The UK North Sea has about 5 billion barrels of recoverable reserves left. 170 fields produce liquids in offshore UK, with combined output pegged at 1 mb/d. Output recovered in 2014 due to a plethora of satellite fields being brought online and tied to the existing fields.
For fields producing before 2009, output halved between 2008 and 2014, from 1.3 mb/d to 0.63 mb/d, which represents an annual average production decline of 12%. The increase in declines has come as a result of several satellites being brought onstream, which are typically produced and depleted more quickly (~26%). Since 2000, an average of four to five satellite fields has been brought online annually.

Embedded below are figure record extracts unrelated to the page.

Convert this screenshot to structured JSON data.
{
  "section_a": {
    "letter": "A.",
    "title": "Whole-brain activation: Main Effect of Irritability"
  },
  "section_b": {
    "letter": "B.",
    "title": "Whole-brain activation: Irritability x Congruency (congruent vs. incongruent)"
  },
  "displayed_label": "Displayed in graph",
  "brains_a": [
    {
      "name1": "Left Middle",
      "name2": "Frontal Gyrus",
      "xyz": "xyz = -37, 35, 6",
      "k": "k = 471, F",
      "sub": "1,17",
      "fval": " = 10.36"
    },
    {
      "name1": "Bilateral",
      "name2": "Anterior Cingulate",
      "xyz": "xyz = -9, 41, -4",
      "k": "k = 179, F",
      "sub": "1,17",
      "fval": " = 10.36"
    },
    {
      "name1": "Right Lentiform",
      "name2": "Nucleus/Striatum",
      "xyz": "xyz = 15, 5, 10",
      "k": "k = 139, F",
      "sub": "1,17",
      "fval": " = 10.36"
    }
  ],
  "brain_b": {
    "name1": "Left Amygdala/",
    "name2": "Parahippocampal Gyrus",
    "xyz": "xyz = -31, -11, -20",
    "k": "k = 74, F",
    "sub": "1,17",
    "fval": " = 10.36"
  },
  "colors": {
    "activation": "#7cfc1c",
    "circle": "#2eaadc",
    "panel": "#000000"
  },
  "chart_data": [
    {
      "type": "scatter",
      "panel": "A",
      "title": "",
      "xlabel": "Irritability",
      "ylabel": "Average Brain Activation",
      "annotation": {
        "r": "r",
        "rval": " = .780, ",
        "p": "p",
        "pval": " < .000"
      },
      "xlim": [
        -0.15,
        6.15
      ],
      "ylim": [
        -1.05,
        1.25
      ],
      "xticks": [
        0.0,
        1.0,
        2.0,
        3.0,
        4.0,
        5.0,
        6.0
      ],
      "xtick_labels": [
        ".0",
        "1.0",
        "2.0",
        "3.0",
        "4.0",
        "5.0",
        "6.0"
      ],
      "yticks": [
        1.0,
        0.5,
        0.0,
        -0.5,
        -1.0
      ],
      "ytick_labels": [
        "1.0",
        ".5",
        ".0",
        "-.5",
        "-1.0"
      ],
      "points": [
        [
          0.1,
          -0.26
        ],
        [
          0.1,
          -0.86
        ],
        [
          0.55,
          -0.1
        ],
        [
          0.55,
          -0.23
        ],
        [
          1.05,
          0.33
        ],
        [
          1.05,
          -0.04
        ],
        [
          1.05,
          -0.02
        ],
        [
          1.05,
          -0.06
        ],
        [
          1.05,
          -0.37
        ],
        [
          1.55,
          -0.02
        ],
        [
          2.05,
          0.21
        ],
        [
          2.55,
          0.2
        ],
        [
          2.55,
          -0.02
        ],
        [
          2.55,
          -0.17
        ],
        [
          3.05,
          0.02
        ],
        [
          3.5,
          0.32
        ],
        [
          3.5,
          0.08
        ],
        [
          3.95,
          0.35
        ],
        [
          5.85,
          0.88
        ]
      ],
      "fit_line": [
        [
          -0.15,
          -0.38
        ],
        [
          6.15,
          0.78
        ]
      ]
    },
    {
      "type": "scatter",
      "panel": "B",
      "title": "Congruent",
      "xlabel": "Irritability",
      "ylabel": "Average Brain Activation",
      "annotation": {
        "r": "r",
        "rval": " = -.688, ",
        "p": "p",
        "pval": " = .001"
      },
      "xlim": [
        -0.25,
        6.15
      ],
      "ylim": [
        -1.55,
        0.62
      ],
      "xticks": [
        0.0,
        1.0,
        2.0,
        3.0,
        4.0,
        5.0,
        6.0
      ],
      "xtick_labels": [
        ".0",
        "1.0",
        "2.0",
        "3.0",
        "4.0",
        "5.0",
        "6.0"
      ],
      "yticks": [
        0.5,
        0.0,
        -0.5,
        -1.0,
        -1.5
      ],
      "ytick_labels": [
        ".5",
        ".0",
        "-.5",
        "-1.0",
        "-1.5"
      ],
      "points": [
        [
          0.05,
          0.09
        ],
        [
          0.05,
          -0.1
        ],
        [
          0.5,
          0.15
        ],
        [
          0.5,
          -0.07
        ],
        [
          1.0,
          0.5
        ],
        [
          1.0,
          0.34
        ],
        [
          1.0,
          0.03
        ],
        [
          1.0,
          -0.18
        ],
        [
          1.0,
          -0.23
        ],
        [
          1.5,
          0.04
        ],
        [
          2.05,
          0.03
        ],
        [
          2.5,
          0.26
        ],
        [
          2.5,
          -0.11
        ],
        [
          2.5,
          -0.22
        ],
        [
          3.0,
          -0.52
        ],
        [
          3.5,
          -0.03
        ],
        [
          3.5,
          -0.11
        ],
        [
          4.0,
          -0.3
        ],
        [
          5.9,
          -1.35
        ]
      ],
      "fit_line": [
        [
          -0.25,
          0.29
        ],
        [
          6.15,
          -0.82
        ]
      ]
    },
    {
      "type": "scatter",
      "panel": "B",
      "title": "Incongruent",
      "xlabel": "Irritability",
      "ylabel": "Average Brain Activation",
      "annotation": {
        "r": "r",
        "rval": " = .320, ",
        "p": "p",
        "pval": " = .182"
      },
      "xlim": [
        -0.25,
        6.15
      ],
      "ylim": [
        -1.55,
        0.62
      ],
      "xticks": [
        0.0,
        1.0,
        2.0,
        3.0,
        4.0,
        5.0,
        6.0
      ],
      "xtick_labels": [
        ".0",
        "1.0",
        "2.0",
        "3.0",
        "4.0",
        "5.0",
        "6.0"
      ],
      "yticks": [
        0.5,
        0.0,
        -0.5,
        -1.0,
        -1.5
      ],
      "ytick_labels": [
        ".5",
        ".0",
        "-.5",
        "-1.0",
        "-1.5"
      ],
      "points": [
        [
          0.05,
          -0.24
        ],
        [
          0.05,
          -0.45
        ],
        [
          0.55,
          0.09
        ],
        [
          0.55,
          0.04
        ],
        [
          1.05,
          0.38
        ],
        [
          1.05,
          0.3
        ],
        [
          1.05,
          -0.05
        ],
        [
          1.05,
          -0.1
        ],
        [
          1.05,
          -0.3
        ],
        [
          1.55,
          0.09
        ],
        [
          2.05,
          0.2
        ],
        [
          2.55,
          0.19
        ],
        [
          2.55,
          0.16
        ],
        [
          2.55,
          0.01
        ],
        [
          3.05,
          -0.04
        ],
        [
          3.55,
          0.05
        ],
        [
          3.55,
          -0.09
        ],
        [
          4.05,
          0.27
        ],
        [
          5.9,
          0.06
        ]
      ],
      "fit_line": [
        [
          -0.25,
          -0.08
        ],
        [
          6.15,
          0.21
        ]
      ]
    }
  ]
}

We estimate the average breakeven price for projects in the UK is close to $75 per barrel, with a large range of $59 per barrel. Only the Clair Ridge project would be profitable in the current oil price environment whilst most other projects which made sense in a $110 environment do not breakeven today. Decommissioning costs are also rising, estimated to grow to over $3 billion annually from 2018 onwards. Last year, they breached $1.5 billion.
Over the next 35 years over 5,500 wells, 400 facilities and 10,000 km of pipelines will need to be decommissioned at an estimated cost in excess of $75 billion.
We expect the fruits of $100 oil to continue to provide some more short-term respite for UK production as a slew of projects are brought to the market. 2016 additions total 0.17 mb/d. In 2017, the backlog of projects due to come is even larger, pegged at 0.22 mb/d. The Capex for these projects has been largely sunk and therefore is not at risk. But we expect more maintenance next year given limited works this year which could keep output flat y/y in 2016. From late 2017 onwards, production is set to decline steeply.
Norway has a bigger reserve base than the UK and the discovery of the Johan Sverdrup field will rejuvenate the Norwegian Continental Shelf later in the decade. However, unlike the UK, the Norwegian tail of projects is shorter and was significantly front-end loaded.
Norwegian output has also increased in 2014 and is set to rise again in 2015, due to the addition of smaller satellite fields, much like the UK. These fields decline at about 14% per annum, while base declines are around 8-9%. Interestingly, most of the decline is observed from fields where drilling activity has been high, and costs have risen commensurately.
Given a backdrop of a near 20% decline in output since 2003 to 2015 to 3.7 mboe/d (crude production fell from 2.8 mb/d to 1.5 mb/d over the same time frame), on a boe basis, unit costs peaked at $21 per boe in 2013, before easing to $19 per boe a year later.
Come H2 16, the effects of higher maintenance and only 51 thousand b/d (two relatively small fields) of additions mean production starts to decline. In 2017, capacity additions improve marginally to 80 thousand b/d, but these additions will not be enough to stand still.
Overall, there is little hope for the North Sea once the project backlog runs its course.